ReLaSH: Reconstructing Joint Latent Spaces for Efficient Generation of Synthetic Hypergraphs with Hyperlink Attributes
Published in arxiv preprint, 2025
Hypergraph network data, which capture multi-way interactions among entities, have become increasingly prevalent in the big data era, spanning fields such as social science, medical research, and biology. Generating synthetic hyperlinks with attributes from an observed hypergraph has broad applications in data augmentation, simulation, and advancing the understanding of real-world complex systems. This task, however, poses unique challenges due to special properties of hypergraphs, including discreteness, hyperlink sparsity, and the mixed data types of hyperlinks and their attributes, rendering many existing generative models unsuitable. In this paper, we introduce ReLaSH (REconstructing joint LAtent Spaces for Hypergraphs with attributes), a general generative framework for producing realistic synthetic hypergraph data with hyperlink attributes via training a likelihood-based joint embedding model and reconstructing the joint latent space.

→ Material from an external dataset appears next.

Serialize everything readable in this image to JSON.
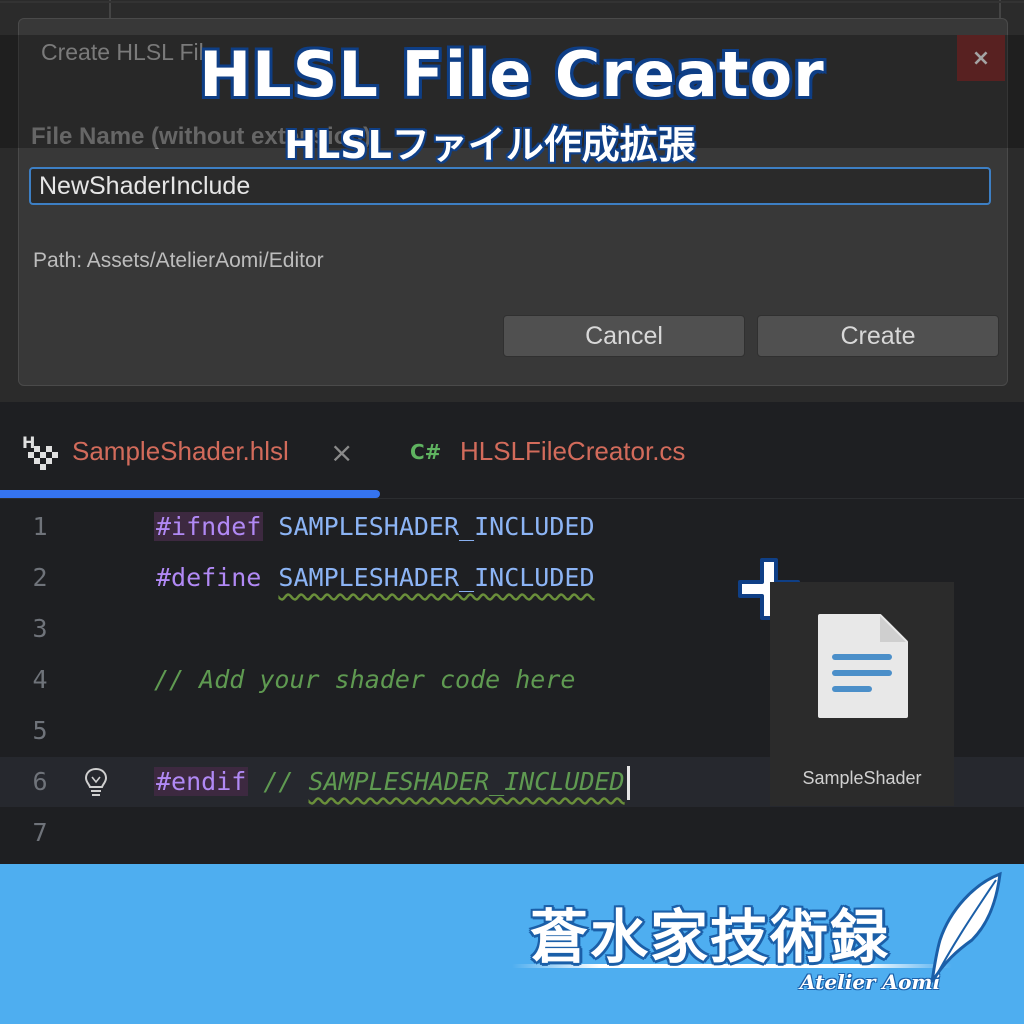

Given a hypergraph dataset, ReLaSH first embeds the hyperlinks and their attributes into a joint latent space by training a likelihood-based model, and then reconstructs this joint latent space using a distribution-free generator. The generation task is completed by first sampling embeddings from the distribution-free generator and then decoding them into hyperlinks and attributes through the trained likelihood-based model. Compared with existing generative models, ReLaSH explicitly accounts for the unique structure of hypergraphs and jointly models hyperlinks and their attributes. Moreover, the likelihood-based embedding model provides efficiency and interpretability relative to deep black-box architectures, while the distribution-free generator in the joint latent space ensures flexibility. We theoretically demonstrate consistency and generalizability of ReLaSH. Empirical results on a range of real-world datasets from diverse domains demonstrate the strong performance of ReLaSH, underscoring its broad utility and effectiveness in practical applications.